Addie took a long, slow breath and expelled it on a sigh. Her fingers smoothed the hair at his temples as Dakota ambled up to the shed. “So I can drive...” she kissed his cheek, “...a man I know...” another kiss, “...crazy.”
Then she kissed his chin.
Her fingers opened the first button at his throat.
“Or maybe,” she kissed each quivering tendon in his neck, “...to drive...” the cleft below his lip blazed hot and cold as her lips traveled higher, “...to a crazy man I...” she nipped his mouth, “...love.”
Jess crushed her to him and swung his leg over the saddle and slid to the ground. Somehow without removing his lips from hers, he managed to latch the shed gate before he carried Addie across the threshold of the cottage.
Slowly he lowered her feet to the floor and stood cradling her face in both his hands. “Don’t you have to play tonight?”
“Mm-hm,” she murmured, sliding a kiss along his jaw. “That’s why I got the motor car.”
“So you could fiddle on Friday nights?” he asked, not caring that he made no sense.
She reared back. “Oh, Mr. Pepper, there are many, many ways to fiddle on Friday night.” She twined her fingers into the curls at the back of his neck, and her face suddenly turned softly serious. Her eyes spoke even before she said a word. “I have to play, Jess, I need to play. It’s who I am. You know that, don’t you?”
He nodded.
“But...I...”
He saw in her eyes what she wanted to say, and he could easily have spoken the words for her, but instead he waited. It seemed the most important thing in the world to hear her say it.
“Addie. Darlin’.” He kissed her nose and willed her the courage to say what he needed to hear.

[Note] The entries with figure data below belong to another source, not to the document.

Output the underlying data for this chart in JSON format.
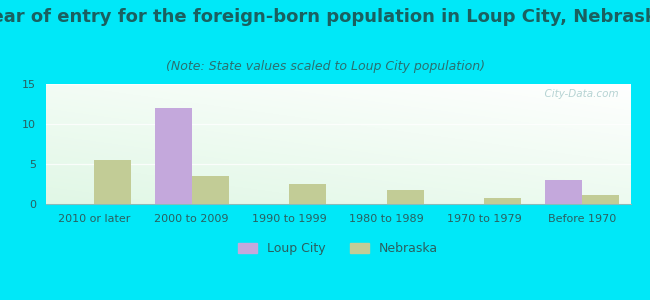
{
  "title": "Year of entry for the foreign-born population in Loup City, Nebraska",
  "subtitle": "(Note: State values scaled to Loup City population)",
  "categories": [
    "2010 or later",
    "2000 to 2009",
    "1990 to 1999",
    "1980 to 1989",
    "1970 to 1979",
    "Before 1970"
  ],
  "loup_city": [
    0,
    12,
    0,
    0,
    0,
    3
  ],
  "nebraska": [
    5.5,
    3.5,
    2.5,
    1.7,
    0.7,
    1.1
  ],
  "loup_city_color": "#c4a8dc",
  "nebraska_color": "#c2cc96",
  "ylim": [
    0,
    15
  ],
  "yticks": [
    0,
    5,
    10,
    15
  ],
  "bar_width": 0.38,
  "background_outer": "#00e8f8",
  "title_color": "#1a6060",
  "subtitle_color": "#2a7070",
  "tick_color": "#2a6060",
  "watermark": "  City-Data.com",
  "title_fontsize": 13,
  "subtitle_fontsize": 9,
  "tick_fontsize": 8
}
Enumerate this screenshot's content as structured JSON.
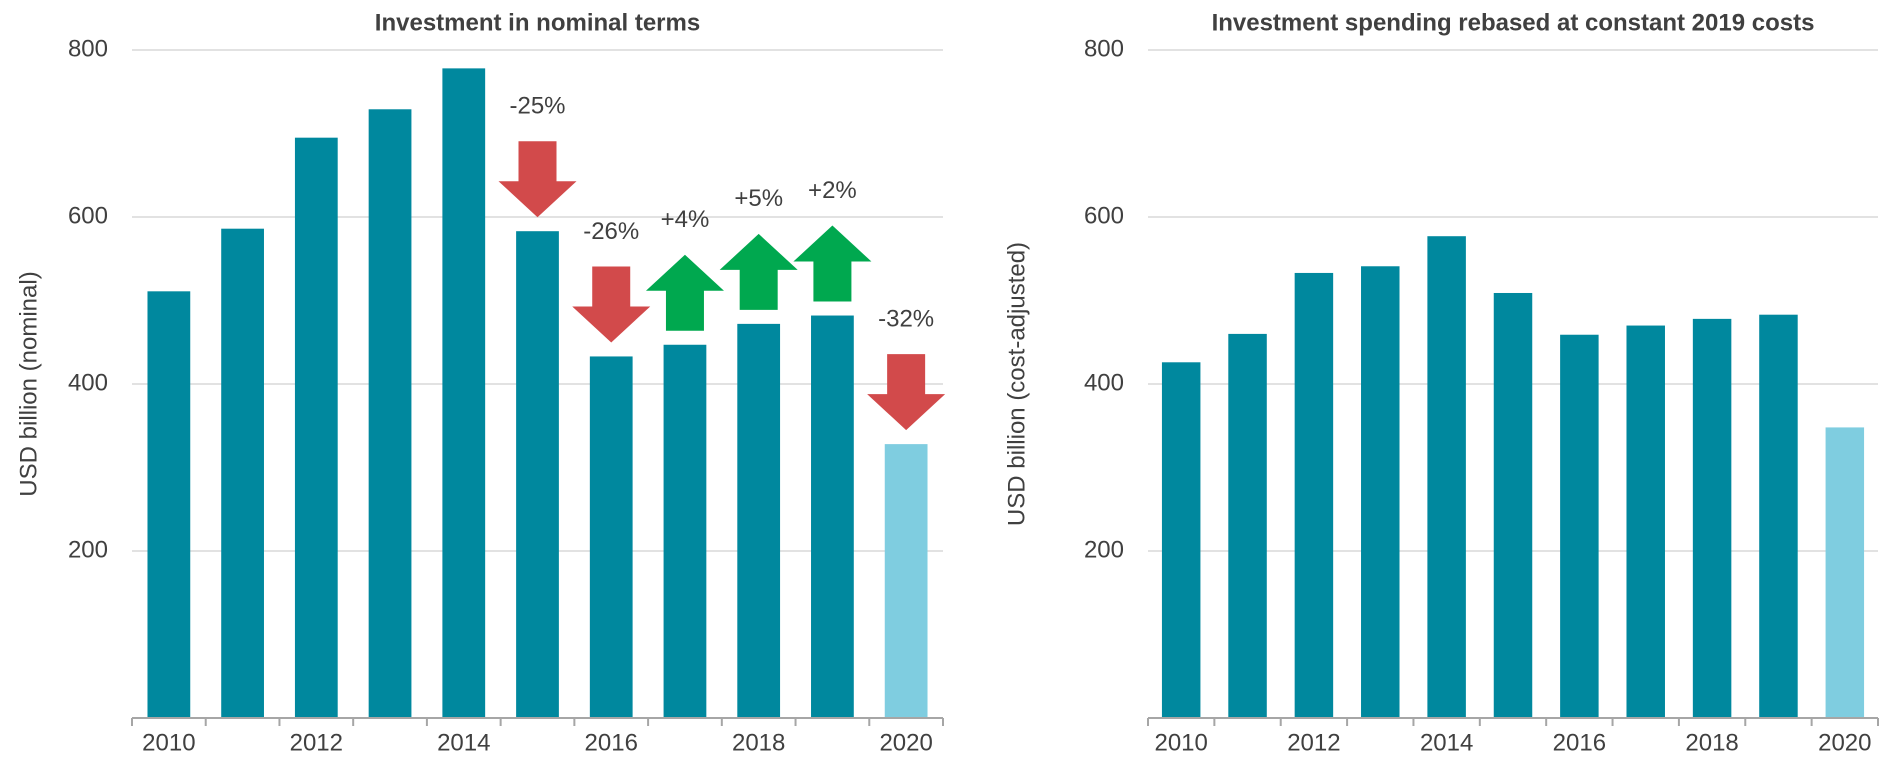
{
  "chart_data": [
    {
      "type": "bar",
      "title": "Investment in nominal terms",
      "y_label": "USD billion (nominal)",
      "categories": [
        "2010",
        null,
        "2012",
        null,
        "2014",
        null,
        "2016",
        null,
        "2018",
        null,
        "2020"
      ],
      "values": [
        511,
        586,
        695,
        729,
        778,
        583,
        433,
        447,
        472,
        482,
        328
      ],
      "colors": [
        "#00889e",
        "#00889e",
        "#00889e",
        "#00889e",
        "#00889e",
        "#00889e",
        "#00889e",
        "#00889e",
        "#00889e",
        "#00889e",
        "#7fcde0"
      ],
      "ylim": [
        0,
        800
      ],
      "yticks": [
        200,
        400,
        600,
        800
      ],
      "grid": true,
      "annotations": [
        {
          "category_index": 5,
          "text": "-25%",
          "direction": "down",
          "color": "#d24a4b"
        },
        {
          "category_index": 6,
          "text": "-26%",
          "direction": "down",
          "color": "#d24a4b"
        },
        {
          "category_index": 7,
          "text": "+4%",
          "direction": "up",
          "color": "#00a84f"
        },
        {
          "category_index": 8,
          "text": "+5%",
          "direction": "up",
          "color": "#00a84f"
        },
        {
          "category_index": 9,
          "text": "+2%",
          "direction": "up",
          "color": "#00a84f"
        },
        {
          "category_index": 10,
          "text": "-32%",
          "direction": "down",
          "color": "#d24a4b"
        }
      ]
    },
    {
      "type": "bar",
      "title": "Investment spending rebased at constant 2019 costs",
      "y_label": "USD billion (cost-adjusted)",
      "categories": [
        "2010",
        null,
        "2012",
        null,
        "2014",
        null,
        "2016",
        null,
        "2018",
        null,
        "2020"
      ],
      "values": [
        426,
        460,
        533,
        541,
        577,
        509,
        459,
        470,
        478,
        483,
        348
      ],
      "colors": [
        "#00889e",
        "#00889e",
        "#00889e",
        "#00889e",
        "#00889e",
        "#00889e",
        "#00889e",
        "#00889e",
        "#00889e",
        "#00889e",
        "#7fcde0"
      ],
      "ylim": [
        0,
        800
      ],
      "yticks": [
        200,
        400,
        600,
        800
      ],
      "grid": true
    }
  ]
}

“Oh, Jess, when you’re not with me I can’t even think about picking up my violin. I just want you...here...in my arms, and me in yours, because I...” she dropped her eyes, and when she raised them again he knew she finally understood what her heart had been trying so hard to tell her. “Oh, Jess, my fingers just refuse to remember a thing. It’s like I’m all thumbs. Everything I ever knew just flies out the window. And then I think how much I love you, and the music’s just suddenly...there. I love you, Jess. I—”
Hearing the words seemed to solve the riddle of his earlier agitation. She loved him. And he loved her. He had given her the freedom to go where she needed and she had given him the Packard that would bring her home to him.
“I love you, Addie darlin’,” he whispered, and her answering kiss nearly brought him to his knees. She’d solved the problem of how they would be together in this new world they were forging. It birthed a vision he hadn’t even allowed himself to contemplate, and his breathing found its rhythm with hers.